People honked horns, banged pans, waved Cuban flags and set off fireworks, the Miami Herald reported. In cheers and songs, they denounced Castro and Cuban President Raul Castro, who announced his brother’s death late Friday.
“This is the moment that so many in our community have been waiting for since I can remember, since I was a child,” Florida Rep. Carlos Curbelo, a Republican whose parents fled Cuba, told the Herald. “Everyone’s been waiting for this moment because they believed it would be the beginning of the end of the nightmare, and I think that’s exactly what this is: the opening of a door to a brighter future.”
While many world leaders mourned Castro’s death, Florida Sen. Marco Rubio, whose family immigrated to the U.S. from Cuba, issued a firm rebuke of the former leader and his legacy.
“Sadly, Fidel Castro’s death does not mean freedom for the Cuban people or justice for the democratic activists, religious leaders, and political opponents he and his brother have jailed and persecuted.

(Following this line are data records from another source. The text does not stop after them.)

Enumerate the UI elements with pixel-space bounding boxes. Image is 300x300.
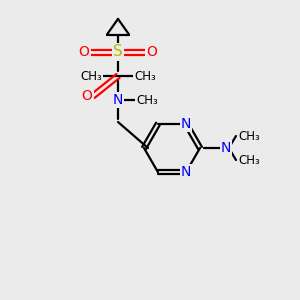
Text: CH₃: CH₃ xyxy=(238,130,260,142)
Text: N: N xyxy=(113,93,123,107)
Text: CH₃: CH₃ xyxy=(136,94,158,106)
Text: O: O xyxy=(79,45,89,59)
Text: N: N xyxy=(221,141,231,155)
Text: N: N xyxy=(181,117,191,131)
Text: CH₃: CH₃ xyxy=(238,154,260,166)
Text: O: O xyxy=(147,45,158,59)
Text: N: N xyxy=(181,165,191,179)
Text: O: O xyxy=(82,89,92,103)
Text: S: S xyxy=(113,44,123,59)
Text: CH₃: CH₃ xyxy=(80,70,102,83)
Text: CH₃: CH₃ xyxy=(134,70,156,83)
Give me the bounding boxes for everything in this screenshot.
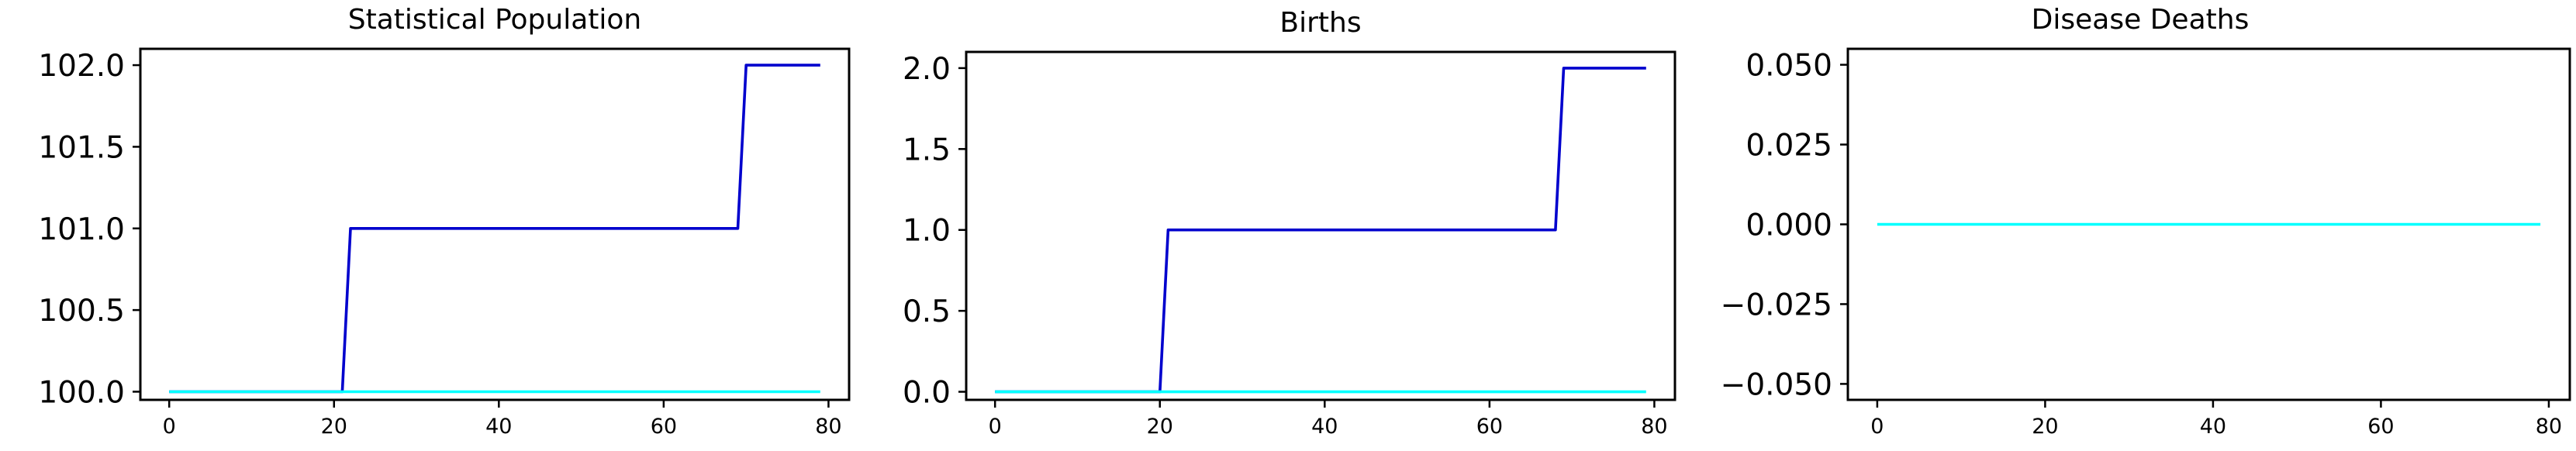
- y-tick-label: 2.0: [903, 52, 951, 87]
- y-tick-label: 100.0: [38, 375, 125, 410]
- series-line-1: [169, 64, 820, 394]
- plot-marks: 0 20 40 60 80 100.0 100.5 101.0 101.5 102.0: [38, 49, 841, 439]
- x-tick-label: 60: [651, 415, 677, 439]
- axes-frame: [139, 47, 851, 401]
- axes-frame: [965, 50, 1676, 401]
- y-tick-label: 1.5: [903, 133, 951, 167]
- x-tick-label: 80: [815, 415, 841, 439]
- x-tick-label: 0: [989, 415, 1002, 439]
- x-tick-label: 20: [2032, 415, 2058, 439]
- subplot-title: Disease Deaths: [2032, 4, 2250, 36]
- x-tick-label: 40: [1311, 415, 1338, 439]
- y-tick-label: 102.0: [38, 49, 125, 84]
- x-tick-label: 80: [2536, 415, 2562, 439]
- subplot-births: Births 0 20 40 60 80 0.0 0.5 1.0 1.5 2.0: [903, 7, 1676, 439]
- plot-marks: 0 20 40 60 80 0.0 0.5 1.0 1.5 2.0: [903, 52, 1668, 439]
- subplot-title: Statistical Population: [348, 4, 641, 36]
- x-tick-label: 40: [485, 415, 512, 439]
- subplot-title: Births: [1279, 7, 1361, 39]
- subplot-statistical-population: Statistical Population 0 20 40 60 80 100.0 100…: [38, 4, 851, 439]
- x-tick-label: 40: [2200, 415, 2226, 439]
- y-tick-label: 101.0: [38, 212, 125, 247]
- y-tick-label: 101.5: [38, 130, 125, 165]
- y-tick-label: −0.050: [1721, 367, 1832, 402]
- y-tick-label: 0.0: [903, 376, 951, 411]
- y-tick-label: 100.5: [38, 294, 125, 329]
- x-tick-label: 60: [2367, 415, 2394, 439]
- y-tick-label: 0.000: [1746, 208, 1832, 243]
- y-tick-label: 0.5: [903, 294, 951, 329]
- x-tick-label: 0: [163, 415, 176, 439]
- x-tick-label: 20: [1147, 415, 1173, 439]
- plot-marks: 0 20 40 60 80 −0.050 −0.025 0.000 0.025 0.050: [1721, 49, 2562, 439]
- y-tick-label: −0.025: [1721, 287, 1832, 322]
- x-tick-label: 80: [1641, 415, 1667, 439]
- x-tick-label: 60: [1476, 415, 1503, 439]
- x-tick-label: 0: [1870, 415, 1884, 439]
- x-tick-label: 20: [321, 415, 347, 439]
- y-tick-label: 0.050: [1746, 49, 1832, 84]
- series-line-1: [995, 67, 1646, 394]
- y-tick-label: 0.025: [1746, 129, 1832, 164]
- y-tick-label: 1.0: [903, 214, 951, 249]
- subplot-disease-deaths: Disease Deaths 0 20 40 60 80 −0.050 −0.025 0.00…: [1721, 4, 2571, 439]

The dictator has died, but the dictatorship has not,” Rubio said in a statement Saturday. “And one thing is clear, history will not absolve Fidel Castro; it will remember him as an evil, murderous dictator who inflicted misery and suffering on his own people.”
Carlos Gimenez, mayor of Miami-Dade County, asked residents to demonstrate peacefully.
“His passing closes a very painful chapter for Cubans on the island and Cuban-Americans throughout the world, including for thousands of Mami-Dade county residents who were personally affected by his cruel and brutal dictatorship,” Gimenez said in a statement. “Despite this historic moment however, we know that Fidel’s brother Raul continues to lead one of the world’s most repressive governments. My hope is that a free and democratic Cuba with the same freedoms we treasure here in the United States will soon emerge. It is what the Cuban people deserve.”